Co ja mam teraz zrobić?! Jak zareagować, co powiedzieć?! - moje serce sprawiało wrażenie, jakby miało zaraz wyskoczyć mi z piersi. Treść żołądkowa niemal podeszła mi do gardła, a w płucach brakło mi powietrza. Miałam wrażenie, jakby to co się dzieje w okół mnie nie było rzeczywistością, a czymś o wiele gorszym. Place u rąk mi zdrętwiały. Cofnęłam się dwa kroki i podparłam ściany, aby nie upaść. Cały świat wirował.
- Bardzo przepraszam, szanownego klienta.
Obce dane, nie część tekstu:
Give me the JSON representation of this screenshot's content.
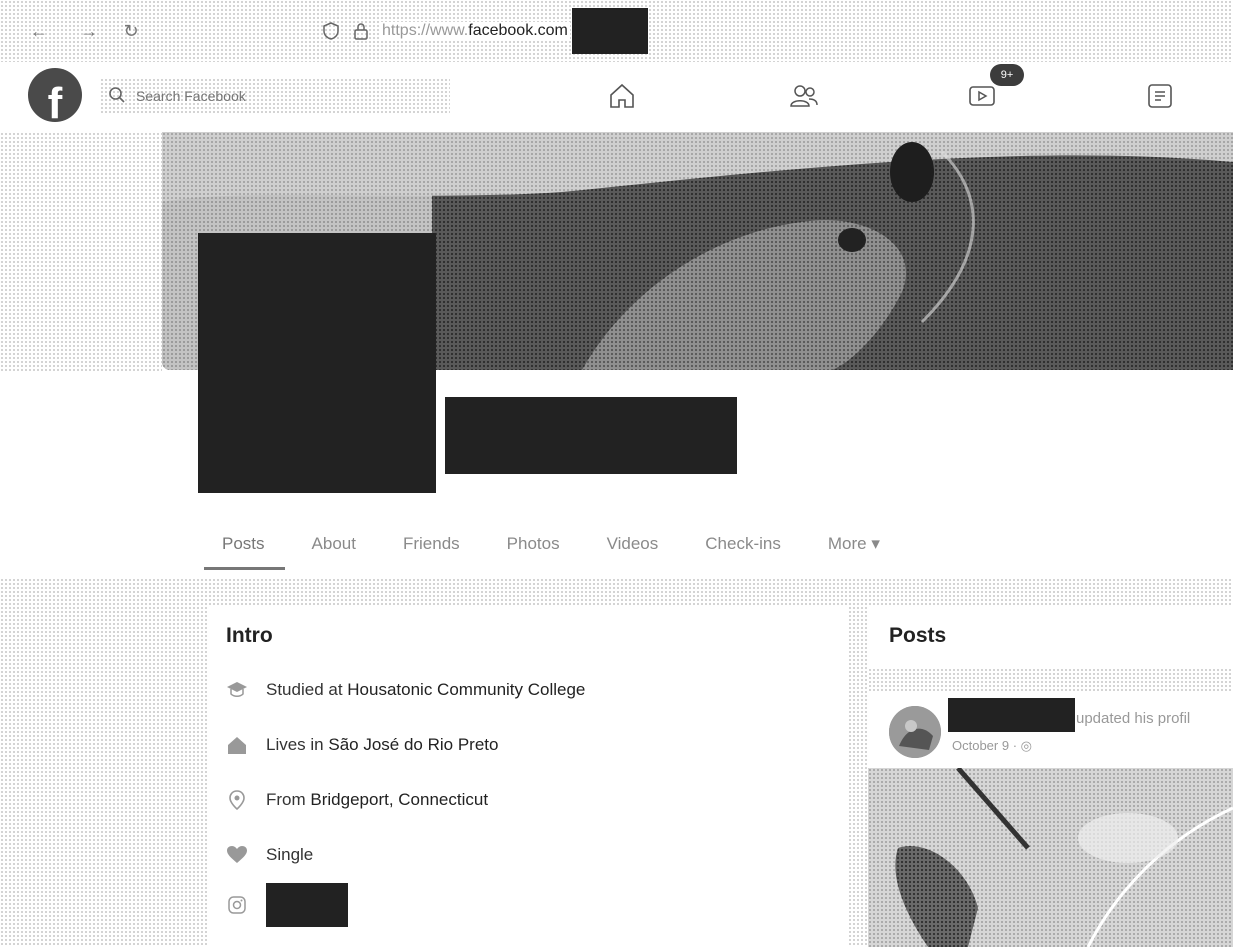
{
  "browser": {
    "url_prefix": "https://www.",
    "url_domain": "facebook.com"
  },
  "header": {
    "logo": "f",
    "search_placeholder": "Search Facebook",
    "watch_badge": "9+"
  },
  "profile": {
    "tabs": [
      {
        "label": "Posts"
      },
      {
        "label": "About"
      },
      {
        "label": "Friends"
      },
      {
        "label": "Photos"
      },
      {
        "label": "Videos"
      },
      {
        "label": "Check-ins"
      },
      {
        "label": "More ▾"
      }
    ]
  },
  "intro": {
    "title": "Intro",
    "studied_prefix": "Studied at ",
    "studied_value": "Housatonic Community College",
    "lives_prefix": "Lives in ",
    "lives_value": "São José do Rio Preto",
    "from_prefix": "From ",
    "from_value": "Bridgeport, Connecticut",
    "relationship": "Single"
  },
  "posts": {
    "title": "Posts",
    "post_action": "updated his profil",
    "post_date": "October 9 · ◎"
  }
}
Vincent pojawił się nie wiadomo skąd. Odgrodził rozwścieczonego mężczyznę ode mnie, a zebrany tłum zwrócił swoją uwagę na niego. Następnie odwrócił się w moją stronę i zaczął spokojnym tonem coś do mnie mówić. Wszystko było jednym wielkim koszmarem, a Vin zdawał się być szansą na wybudzenie się z niego.
- Zajmę się nim.
Kiwnęłam głową i spróbowałam się uspokoić. Zamknęłam oczy i skupiłam się na oddechu. Głęboki wdech. Wydech. Prosto z przepony. Wdech i wydech. Kiedy tylko uspokoiłam serce, zaczęłam napinać i rozluźniać dygocące mięśnie. Świadomość obserwującego mnie tłumu nie pomagała mi. Kiedy opanowałam drżenie rąk, podniosłam powieki. Kilkanaście par oczu wciąż wlepiała we mnie wzrok. Gdyby nie ściana za moimi plecami, zapewne bym upadła. Zacisnęłam powieki i po paru minutach dałam radę wrócić do pracy. Szybko obsłużyłam klientów czekających przy ladzie, mimo że myślami byłam kompletnie gdzie indziej. Kiedy przyszedł Vin, tłum nieco się zmniejszył. Na jego widok ponownie pojawiła mi się gula w gardle. Powinnam coś mu powiedzieć, podziękować. Zamiast tego nalałam dwa piwa i postawiłam je przed chłopakiem. Pokazałam brodą w stronę awanturnika i jego znajomego. Vin uśmiechnął się i pokiwał głową. Młody całe szczęście zrozumiał o co chodzi i zaraz poszedł zanieść wynagrodzenie klientowi.